So, there’s really no cute way to curtsey my way into this topic today, so I’m just going to just start spewing my heart. Which, as I sit here is both terrifying and an adventure because I honestly have no idea where this post is going to end up. But between you and me, that’s typically how my best posts begin.
Lately, this past week, I feel as though I have been under attack.
And yes, I am talking about spiritual warfare.
Now, let me pause, because whenever I bring up that term — or even worse: “Satan” — I instantly feel as though I’m just asking to be the subject of an SNL parody skit. Visions from Mean Girls come to mind, where Cady Heron is describing the homeschool kids:
But I just feel like no one wants to talk about spiritual warfare for fear of being seen as one of those “crazy Christians” that’s all in a tizzy about a concept that society will have you believe doesn’t exist.
Well, friends, screw it, I’m going there.
To be honest, ever since I hit 40,000 subscribers, I have felt spiritually attacked.
My mind has been hit with a thousand flaming arrows, trying to fill my head with lies and self doubt, and I’m going to be honest, they’ve been hard to resist.
Thoughts that my blog ministry is stupid, and that it doesn’t matter.

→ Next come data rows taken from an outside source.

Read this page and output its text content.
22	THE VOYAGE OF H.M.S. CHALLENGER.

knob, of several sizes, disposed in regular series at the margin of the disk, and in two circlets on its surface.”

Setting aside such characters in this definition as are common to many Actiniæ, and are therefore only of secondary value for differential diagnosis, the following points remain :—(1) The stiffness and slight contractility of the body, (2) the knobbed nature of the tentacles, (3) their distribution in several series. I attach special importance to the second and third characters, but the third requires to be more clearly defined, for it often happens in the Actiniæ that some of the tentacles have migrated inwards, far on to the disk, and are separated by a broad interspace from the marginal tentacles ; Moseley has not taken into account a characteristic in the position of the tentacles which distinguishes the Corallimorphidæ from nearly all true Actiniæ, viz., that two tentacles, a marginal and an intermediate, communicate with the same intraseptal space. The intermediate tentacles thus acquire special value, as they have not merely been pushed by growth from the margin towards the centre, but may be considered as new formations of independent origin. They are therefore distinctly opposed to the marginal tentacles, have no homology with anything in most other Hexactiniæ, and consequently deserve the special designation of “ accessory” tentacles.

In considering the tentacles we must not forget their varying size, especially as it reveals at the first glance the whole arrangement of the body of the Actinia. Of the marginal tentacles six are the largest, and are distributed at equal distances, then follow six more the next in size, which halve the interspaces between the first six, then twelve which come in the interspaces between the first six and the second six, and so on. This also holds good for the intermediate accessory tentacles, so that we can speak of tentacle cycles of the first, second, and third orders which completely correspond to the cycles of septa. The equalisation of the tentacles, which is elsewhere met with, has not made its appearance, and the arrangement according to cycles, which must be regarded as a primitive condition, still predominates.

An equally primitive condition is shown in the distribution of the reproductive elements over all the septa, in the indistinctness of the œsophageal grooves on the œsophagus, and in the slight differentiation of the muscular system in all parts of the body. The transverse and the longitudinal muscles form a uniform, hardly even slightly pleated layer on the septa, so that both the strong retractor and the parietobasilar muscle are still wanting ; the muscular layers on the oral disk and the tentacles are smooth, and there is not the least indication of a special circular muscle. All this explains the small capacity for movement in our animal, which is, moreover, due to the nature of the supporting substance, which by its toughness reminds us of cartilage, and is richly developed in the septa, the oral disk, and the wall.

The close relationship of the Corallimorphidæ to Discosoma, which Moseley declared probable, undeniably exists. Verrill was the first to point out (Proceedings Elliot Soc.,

Thoughts that berate me for being single and alone, without hope of ever finding a husband. Thoughts that cut at my social skills, looks, season in life – you name it. They’re coming in from all sides. Each one more damaging than the next.

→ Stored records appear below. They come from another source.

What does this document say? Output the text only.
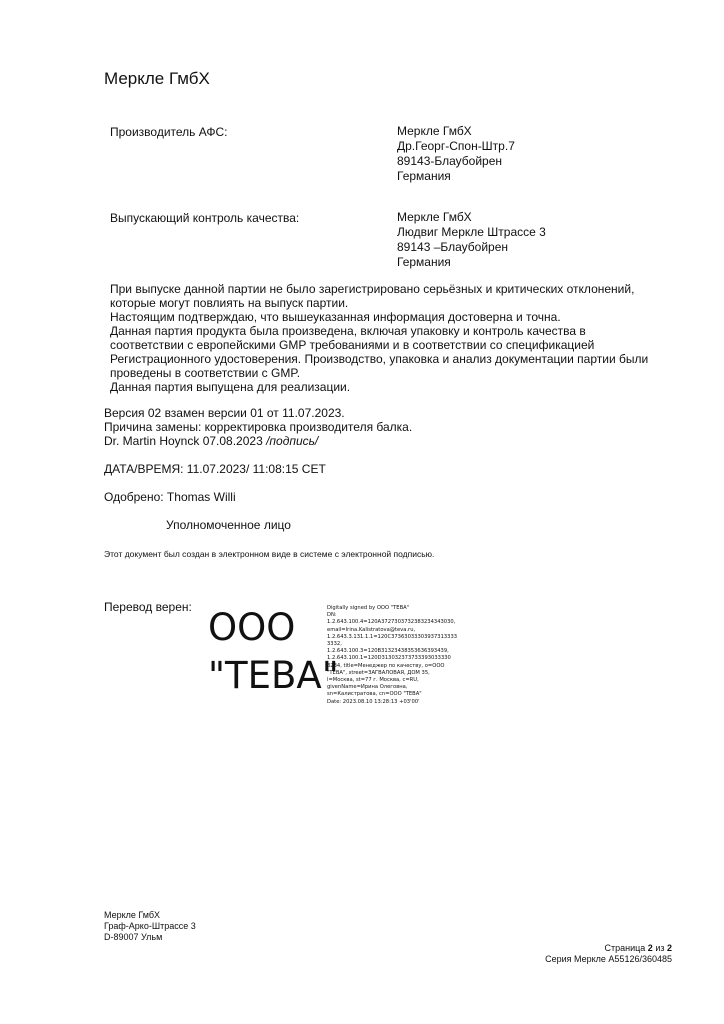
Меркле ГмбХ
Производитель АФС:	Меркле ГмбХ
Др.Георг-Спон-Штр.7
89143-Блаубойрен
Германия
Выпускающий контроль качества:	Меркле ГмбХ
Людвиг Меркле Штрассе 3
89143 –Блаубойрен
Германия
При выпуске данной партии не было зарегистрировано серьёзных и критических отклонений,
которые могут повлиять на выпуск партии.
Настоящим подтверждаю, что вышеуказанная информация достоверна и точна.
Данная партия продукта была произведена, включая упаковку и контроль качества в
соответствии с европейскими GMP требованиями и в соответствии со спецификацией
Регистрационного удостоверения. Производство, упаковка и анализ документации партии были
проведены в соответствии с GMP.
Данная партия выпущена для реализации.
Версия 02 взамен версии 01 от 11.07.2023.
Причина замены: корректировка производителя балка.
Dr. Martin Hoynck 07.08.2023 /подпись/
ДАТА/ВРЕМЯ: 11.07.2023/ 11:08:15 CET
Одобрено: Thomas Willi
Уполномоченное лицо
Этот документ был создан в электронном виде в системе с электронной подписью.
Перевод верен: ООО
"ТЕВА"
Digitally signed by ООО "ТЕВА"
DN:
1.2.643.100.4=120A3727303732383234343030,
email=Irina.Kalistratova@teva.ru,
1.2.643.3.131.1.1=120C37363033303937313333
3332,
1.2.643.100.3=120B31323438353636393439,
1.2.643.100.1=120D313032373733393033330
3234, title=Менеджер по качеству, o=ООО
"ТЕВА", street=ЗАГВАЛОВАЯ, ДОМ 35,
l=Москва, st=77 г. Москва, c=RU,
givenName=Ирина Олеговна,
sn=Калистратова, cn=ООО "ТЕВА"
Date: 2023.08.10 13:28:13 +03'00'
Меркле ГмбХ
Граф-Арко-Штрассе 3
D-89007 Ульм
Страница 2 из 2
Серия Меркле A55126/360485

And this is coming at a time when you’d think the exact opposite would be true. Things have been going great since 40K. I was interviewed on a podcast that I have dreamed about being on – and I can’t wait to share that with you in early 2019 when it comes out. My weekends have been filled to the absolute brim with social engagements with friends who truly care about me, and that I love. And heck, in last week’s post, I received a letter from a reader who told me that my book, Bloom, literally was a catalyst in her recovery from an eating disorder.
So why, the heck, am I listening to these lies that are filling my head that are straight from the pit of hell?

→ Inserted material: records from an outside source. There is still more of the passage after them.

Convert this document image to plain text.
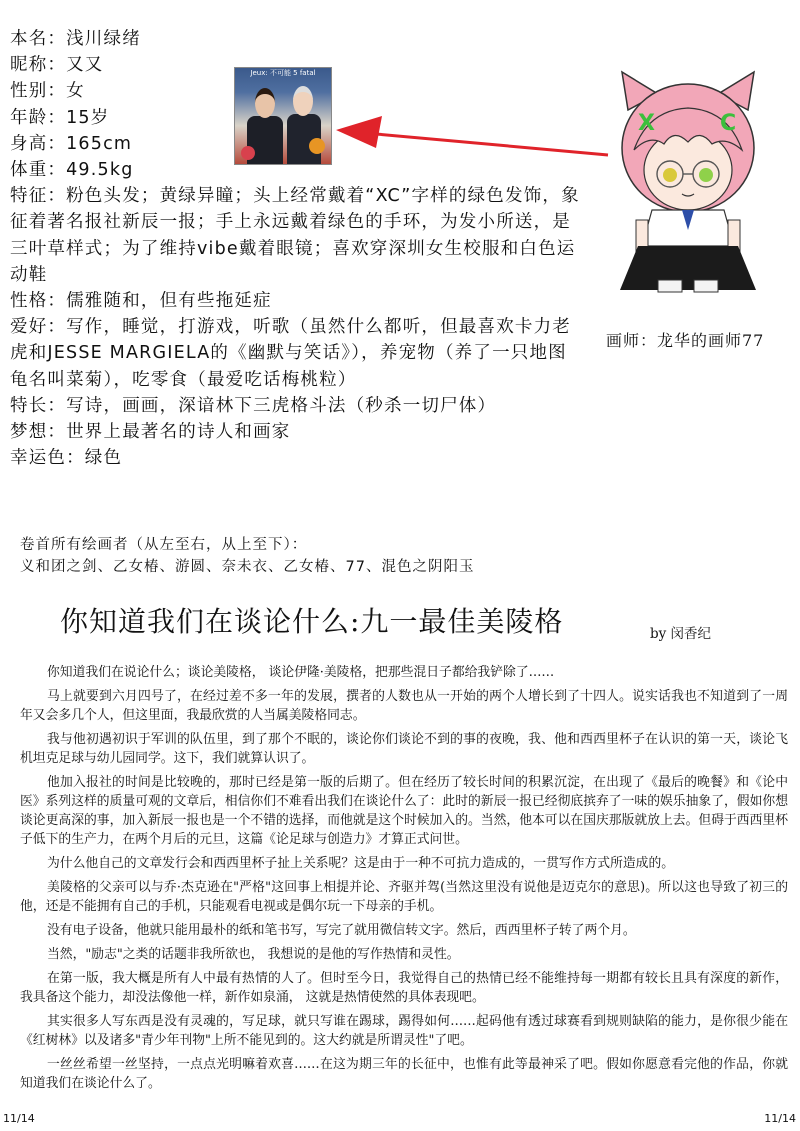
本名：浅川绿绪
昵称：又又
性别：女
年龄：15岁
身高：165cm
体重：49.5kg
特征：粉色头发；黄绿异瞳；头上经常戴着“XC”字样的绿色发饰，象征着著名报社新辰一报；手上永远戴着绿色的手环，为发小所送，是三叶草样式；为了维持vibe戴着眼镜；喜欢穿深圳女生校服和白色运动鞋
性格：儒雅随和，但有些拖延症
爱好：写作，睡觉，打游戏，听歌（虽然什么都听，但最喜欢卡力老虎和JESSE MARGIELA的《幽默与笑话》），养宠物（养了一只地图龟名叫菜菊），吃零食（最爱吃话梅桃粒）
特长：写诗，画画，深谙林下三虎格斗法（秒杀一切尸体）
梦想：世界上最著名的诗人和画家
幸运色：绿色
Jeux: 不可能 5 fatal
X	C
画师：龙华的画师77
卷首所有绘画者（从左至右，从上至下）：
义和团之剑、乙女椿、游圆、奈未衣、乙女椿、77、混色之阴阳玉
你知道我们在谈论什么:九一最佳美陵格	by 闵香纪

你知道我们在说论什么；谈论美陵格， 谈论伊隆·美陵格，把那些混日子都给我铲除了……

马上就要到六月四号了，在经过差不多一年的发展，撰者的人数也从一开始的两个人增长到了十四人。说实话我也不知道到了一周年又会多几个人，但这里面，我最欣赏的人当属美陵格同志。

我与他初遇初识于军训的队伍里，到了那个不眠的，谈论你们谈论不到的事的夜晚，我、他和西西里杯子在认识的第一天，谈论飞机坦克足球与幼儿园同学。这下，我们就算认识了。

他加入报社的时间是比较晚的，那时已经是第一版的后期了。但在经历了较长时间的积累沉淀，在出现了《最后的晚餐》和《论中医》系列这样的质量可观的文章后，相信你们不难看出我们在谈论什么了：此时的新辰一报已经彻底摈弃了一味的娱乐抽象了，假如你想谈论更高深的事，加入新辰一报也是一个不错的选择，而他就是这个时候加入的。当然，他本可以在国庆那版就放上去。但碍于西西里杯子低下的生产力，在两个月后的元旦，这篇《论足球与创造力》才算正式问世。

为什么他自己的文章发行会和西西里杯子扯上关系呢？这是由于一种不可抗力造成的，一贯写作方式所造成的。

美陵格的父亲可以与乔·杰克逊在"严格"这回事上相提并论、齐驱并驾(当然这里没有说他是迈克尔的意思)。所以这也导致了初三的他，还是不能拥有自己的手机，只能观看电视或是偶尔玩一下母亲的手机。

没有电子设备，他就只能用最朴的纸和笔书写，写完了就用微信转文字。然后，西西里杯子转了两个月。

当然，"励志"之类的话题非我所欲也， 我想说的是他的写作热情和灵性。

在第一版，我大概是所有人中最有热情的人了。但时至今日，我觉得自己的热情已经不能维持每一期都有较长且具有深度的新作，我具备这个能力，却没法像他一样，新作如泉涌， 这就是热情使然的具体表现吧。

其实很多人写东西是没有灵魂的，写足球，就只写谁在踢球，踢得如何……起码他有透过球赛看到规则缺陷的能力，是你很少能在《红树林》以及诸多"青少年刊物"上所不能见到的。这大约就是所谓灵性"了吧。

一丝丝希望一丝坚持，一点点光明嘛着欢喜……在这为期三年的长征中，也惟有此等最神采了吧。假如你愿意看完他的作品，你就知道我们在谈论什么了。

11/14	11/14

Why? Because I am human, living in a fallen world, and try as some people may to convince you otherwise, Satan is real.
I don’t think that I am alone in my experience this past week. I think that all of us, at one time or another, have felt bogged down by self doubt or discouragement, or inadequacy, or loneliness. I think those are universal obstacles. I just think that most people are afraid to talk about it.
But I also think that those are the exact cracks in our foundation that the devil likes to worm into, in order to gain a foothold in our lives.
A surprising paradox in all of this, is that you’d think that when you’re “down and out,” you’d be the most vulnerable to spiritual attacks. But I think the opposite is true. I think that when we have a momentum going; when we’re on fire for the Lord and eagerly chasing after His plan for our lives, that is when Satan is going to do everything in his power to throw as many road blocks in your way as possible. That he’ll bring along seven friends to trip you up and shove you off course. I don’t think that is a coincidence.
I was reading over that passage this afternoon, and I realized, for the first time, a very important thing.
Everything in that armor: — the belt of truth, breastplate of righteousness, feet in the gospel, shield of faith, helmet of salvation — those are all defensive articles. They are all passive, shields, used to defend oneself against an attack.
Except for one: The sword of the Spirit, which is the word of God.
The sword of the Spirit.
That is the only thing that was an offensive tool. An attack. A proactive tool.
And that’s when I realized: we do not have to do the fighting. The Spirit will do it for us.
And what a freakin’ relief that was. I don’t have to rely on my own strength to resist the spiritual attacks from the evil one. The Spirit will do that for me. I just need to ask. I need to just take up that Sword, and the Spirit will fight for me.
Yes, I need to take all the defensive actions possible – with faith, with the gospel, with truth — but the fighting is left up to the Spirit.
That kind of puts it in a new perspective, doesn’t it?
I know that I can’t just snap my fingers and *poof* magically be out of this cloud of darkness that has collected in my mind. But what I can do, is seek out the truth. Seek out Him. Seek out His presence. Which is exactly what I’m going to do. Right now. I’m going to crack open my Bible, and read His love letter to me: The Gospel.
Because the truth of the matter in all of this, is that Jesus has already won. He has overcome the world. And the evil one doesn’t even stand a chance against the King. And that, is a truth I can believe.